The assembly line consists of five consecutive processes, all of which have been digitally validated. For the first four steps –sub assembly, under body, small aluminium parts and main body— adhesive bonding is used. Final assembly of the aluminium parts is by mechanical fastening. This is the first time that Lexus has employed adhesive bonding for main body assembly, necessitating new quality control technologies.

Adhesive bonding consists of five processes – pre-treatment, adhesive application, assembly, curing and inspection, and Lexus has established quality control technology for each of these steps:
CFRP pre-treatment involves the abrasion of the surface with a water jet containing alumina particles, to remove the de-moulding agent and optimise the surface roughness for bonding. Quality checks involve the measurement of abrasion depth and surface roughness by profilometer, and a 100% visual inspection of wettability for all parts.

Automated adhesive application accuracy is ensured by optimised nozzle geometry, position, angle and velocity. After application, a laser is used to make a 100% inspection of adhesive thickness.
During assembly and curing, the accuracy of the adhesive bond gap is crucial. At the beginning of each assembly process, all components are fitted together in a jig, without adhesive, to verify the gap distance. The curing process is checked using a lap shear test, and the lap shear test pieces are processed together with the body to ensure similar curing conditions.

Flash thermography is then used as a quality audit for adhesive bonded joints. The body surface is first heated by flash, and then an infrared camera records the thermal image of the body. The adhesive is highlighted in yellow on screen, with any defect clearly visible. Ultra-sonic evaluation techniques are also used for quality auditing at this stage.

The final adhesive bonding inspection involves a 100% check for body stiffness. Using 100kg weights and micrometers, both the left and right hand side of the body are simultaneously checked for displacement within acceptable tolerances before the body is shipped to the final assembly line.

PAINTING AND ASSEMBLY

Consisting of approximately 15,000 parts compared to the 12,000 of the average Lexus, the LFA is assembled, by hand, in its own dedicated facility.

Typical of a low-volume process, all body parts are kept together on specially designed trolleys during painting, to ensure consistency of colour. Most of the process is automated, though parts of a more complex shape are painted by hand. Because a high temperature bake is not possible with the use of CFRP materials, a variation in paint chemistry allows for a lower temperature baking process without any loss of the outstanding paint quality associated with every Lexus.

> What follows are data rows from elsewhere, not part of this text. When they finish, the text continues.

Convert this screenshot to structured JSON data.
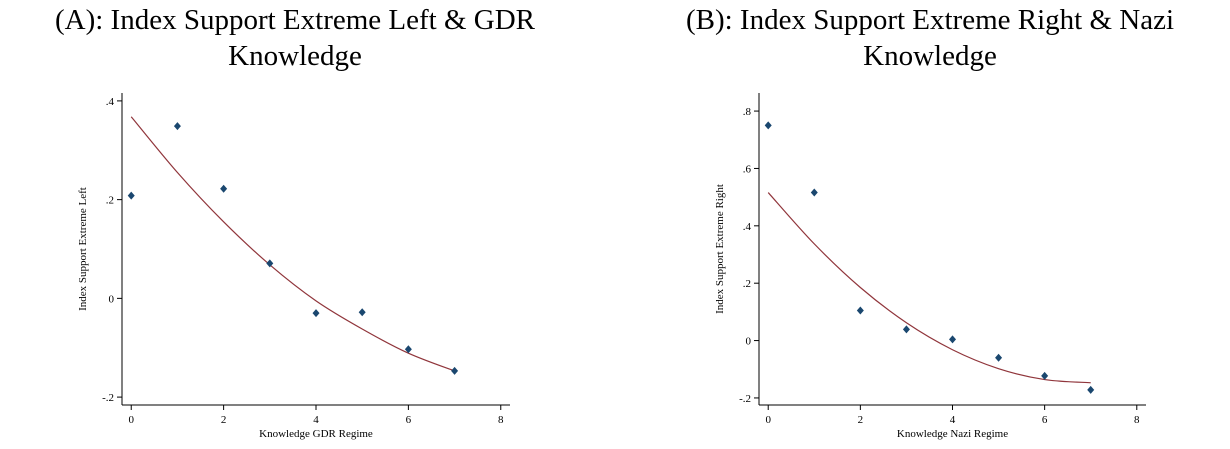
{
  "chart_data": [
    {
      "type": "scatter",
      "title": "(A): Index Support Extreme Left & GDR Knowledge",
      "x_label": "Knowledge GDR Regime",
      "y_label": "Index Support Extreme Left",
      "x": [
        0,
        1,
        2,
        3,
        4,
        5,
        6,
        7
      ],
      "values": [
        0.208,
        0.349,
        0.222,
        0.071,
        -0.03,
        -0.028,
        -0.103,
        -0.147
      ],
      "color": "#1a476f",
      "fit": {
        "x": [
          0,
          1,
          2,
          3,
          4,
          5,
          6,
          7
        ],
        "values": [
          0.368,
          0.255,
          0.155,
          0.068,
          -0.005,
          -0.062,
          -0.111,
          -0.147
        ],
        "color": "#90353b"
      },
      "xlim": [
        -0.2,
        8.2
      ],
      "xticks": [
        0,
        2,
        4,
        6,
        8
      ],
      "ylim": [
        -0.216,
        0.416
      ],
      "yticks": [
        {
          "value": -0.2,
          "label": "-.2"
        },
        0,
        {
          "value": 0.2,
          "label": ".2"
        },
        {
          "value": 0.4,
          "label": ".4"
        }
      ]
    },
    {
      "type": "scatter",
      "title": "(B): Index Support Extreme Right & Nazi Knowledge",
      "x_label": "Knowledge Nazi Regime",
      "y_label": "Index Support Extreme Right",
      "x": [
        0,
        1,
        2,
        3,
        4,
        5,
        6,
        7
      ],
      "values": [
        0.75,
        0.516,
        0.105,
        0.039,
        0.004,
        -0.06,
        -0.123,
        -0.172
      ],
      "color": "#1a476f",
      "fit": {
        "x": [
          0,
          1,
          2,
          3,
          4,
          5,
          6,
          7
        ],
        "values": [
          0.516,
          0.337,
          0.185,
          0.062,
          -0.032,
          -0.098,
          -0.136,
          -0.147
        ],
        "color": "#90353b"
      },
      "xlim": [
        -0.2,
        8.2
      ],
      "xticks": [
        0,
        2,
        4,
        6,
        8
      ],
      "ylim": [
        -0.2246,
        0.863
      ],
      "yticks": [
        {
          "value": -0.2,
          "label": "-.2"
        },
        0,
        {
          "value": 0.2,
          "label": ".2"
        },
        {
          "value": 0.4,
          "label": ".4"
        },
        {
          "value": 0.6,
          "label": ".6"
        },
        {
          "value": 0.8,
          "label": ".8"
        }
      ]
    }
  ]
}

During assembly, all subcomponents are stored in bins arranged at the left of the assembly line, maintained by a parts logistics team. Each assembly worker is responsible for picking his parts for assembly, based on a list he receives for each vehicle.

Each assembly worker undertakes over 100 individual processes per day, following a check list to guarantee quality standards despite the high number of different tasks. This checklist is created, and refined, by each worker in accordance with Takumi principles. In addition, every assembly process is measured against a timesheet to track the build schedule for each day.

The engine and transmission sub-assemblies are prepared on a side line. At the appropriate point, they are introduced into the body of the car from underneath.